おそらく戦国トップ3の軍師だと思う

武田軍の天才軍師といえば山本勘助。1493年~1561年、享年69歳。戦国最強と謳われる武田騎馬軍団をつくりあげ、羽柴秀吉の天才軍師、竹中半兵衛と並び「戦国最高軍師」と知られる。

竹中半兵衛、黒田官兵衛、山本勘助がおそらく戦国トップ3の軍師で、その次のランクが太田道灌、島左近、羽柴秀吉、明智光秀などではないだろうか。片目で隻脚の風貌もよく目立つことから、江戸時代に多く書かれた軍記物でも人気は高かったが、じつは長らくその実在が疑問視されていた。

というのも、この山本勘助に関する記述はすべて江戸時代に書かれた「甲陽軍艦」に載っていたもので、それ以外には彼の実在を証明する証拠がなかった。そのため、架空の人物と言われてきたが、信玄の書状に「山本勘助」の名が記された、その存在を裏付ける証拠も近年になって見つかっている。

山本勘助は三河国宝飯群の出身となっているが、実のところ出自については詳しく分かっていない。若くして諸国を放浪し、兵法を極め、駿河の今川義元に仕官を願い37歳から9年間滞在したが、片目で足が不自由だったことから、義元は彼を家来に採用しなかった。

この後、勘助は甲斐へ向かう。武田晴信(信玄)の採用基準は「使える人材か否か」に重点を置かれるため、容姿では判断せずに兵法者として推挙される。この時、山本勘助50歳を過ぎての人生初の就職で正社員である。

人生50年と謳われた時代、引退する年齢になっての歴史上への幕開けである。片目で脚は不自由だが、戦略のみならず武芸にも秀でていて戦闘も得意だった。100名ほどの足軽を引連れ、戦場で大暴れをしたという。

1544年、武田氏は諏訪に侵攻して諏訪頼重を滅ぼし自害させる。この時、晴信は頼重の娘を側室に迎えようとする。重臣たちが猛反対のなか、勘助だけは「その姫がいずれ男子を産めば、諏訪家の跡継ぎとなり、武田家との絆は深まるはず。
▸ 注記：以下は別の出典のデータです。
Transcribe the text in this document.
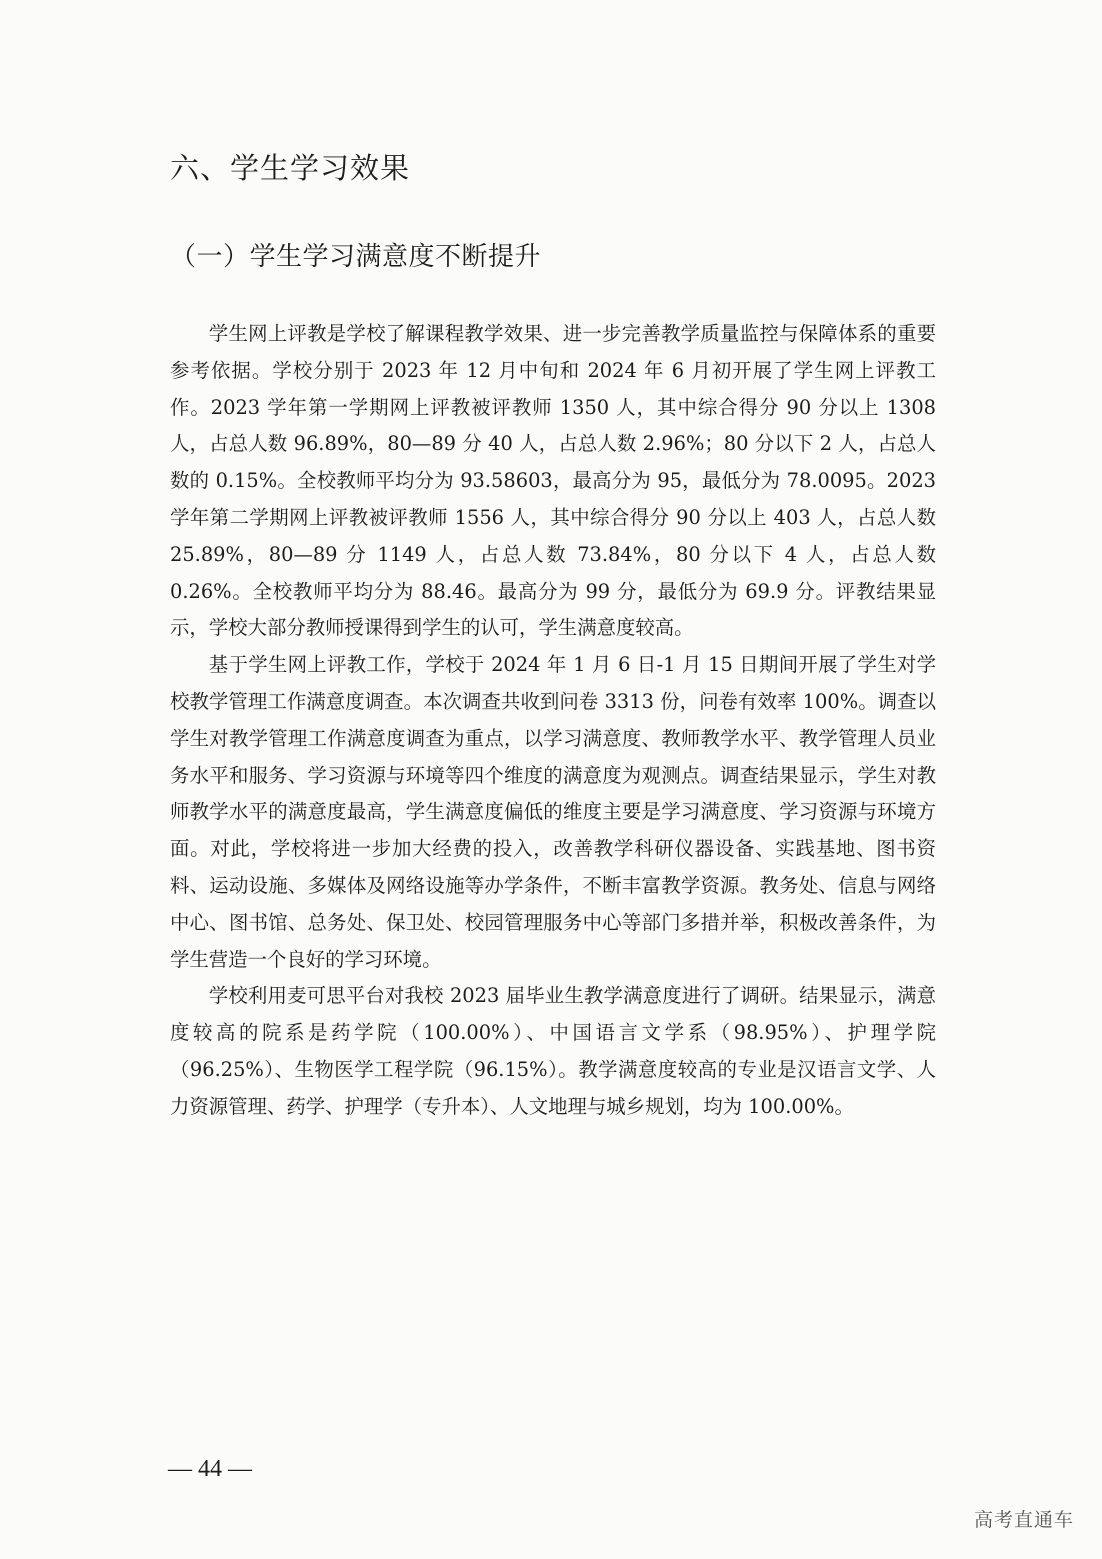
六、学生学习效果
（一）学生学习满意度不断提升

学生网上评教是学校了解课程教学效果、进一步完善教学质量监控与保障体系的重要参考依据。学校分别于 2023 年 12 月中旬和 2024 年 6 月初开展了学生网上评教工作。2023 学年第一学期网上评教被评教师 1350 人，其中综合得分 90 分以上 1308 人，占总人数 96.89%，80—89 分 40 人，占总人数 2.96%；80 分以下 2 人，占总人数的 0.15%。全校教师平均分为 93.58603，最高分为 95，最低分为 78.0095。2023 学年第二学期网上评教被评教师 1556 人，其中综合得分 90 分以上 403 人，占总人数 25.89%，80—89 分 1149 人，占总人数 73.84%，80 分以下 4 人，占总人数 0.26%。全校教师平均分为 88.46。最高分为 99 分，最低分为 69.9 分。评教结果显示，学校大部分教师授课得到学生的认可，学生满意度较高。

基于学生网上评教工作，学校于 2024 年 1 月 6 日-1 月 15 日期间开展了学生对学校教学管理工作满意度调查。本次调查共收到问卷 3313 份，问卷有效率 100%。调查以学生对教学管理工作满意度调查为重点，以学习满意度、教师教学水平、教学管理人员业务水平和服务、学习资源与环境等四个维度的满意度为观测点。调查结果显示，学生对教师教学水平的满意度最高，学生满意度偏低的维度主要是学习满意度、学习资源与环境方面。对此，学校将进一步加大经费的投入，改善教学科研仪器设备、实践基地、图书资料、运动设施、多媒体及网络设施等办学条件，不断丰富教学资源。教务处、信息与网络中心、图书馆、总务处、保卫处、校园管理服务中心等部门多措并举，积极改善条件，为学生营造一个良好的学习环境。

学校利用麦可思平台对我校 2023 届毕业生教学满意度进行了调研。结果显示，满意度较高的院系是药学院（100.00%）、中国语言文学系（98.95%）、护理学院（96.25%）、生物医学工程学院（96.15%）。教学满意度较高的专业是汉语言文学、人力资源管理、药学、护理学（专升本）、人文地理与城乡规划，均为 100.00%。

— 44 —
高考直通车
つまり、武田氏による諏訪支配が盤石になるとして賛成した。この晴信と諏訪頼重の娘との間に生まれたのが、後に武田家最後の当主となる武田勝頼である。軍略の天才と軍略の神との戦いとなる、1561年、川中島の戦い第四次合戦。武田軍は甲斐より2万の軍勢を率いて、軍略の神「上杉謙信」と対峙する。

ここで、勘助は「啄木鳥作戦」軍勢を二手に分けての挟み撃ちを武田信玄に信玄する。この勘助の作戦を逆手にとった上杉謙信は濃霧の中を武田本隊目指して進撃し、猛攻の結果、武田家は壊滅的な損害となった。

作戦失敗の責任を痛感した勘助は、死を決意してわずかな家来とともに果敢な突撃をおこない討ち死にする。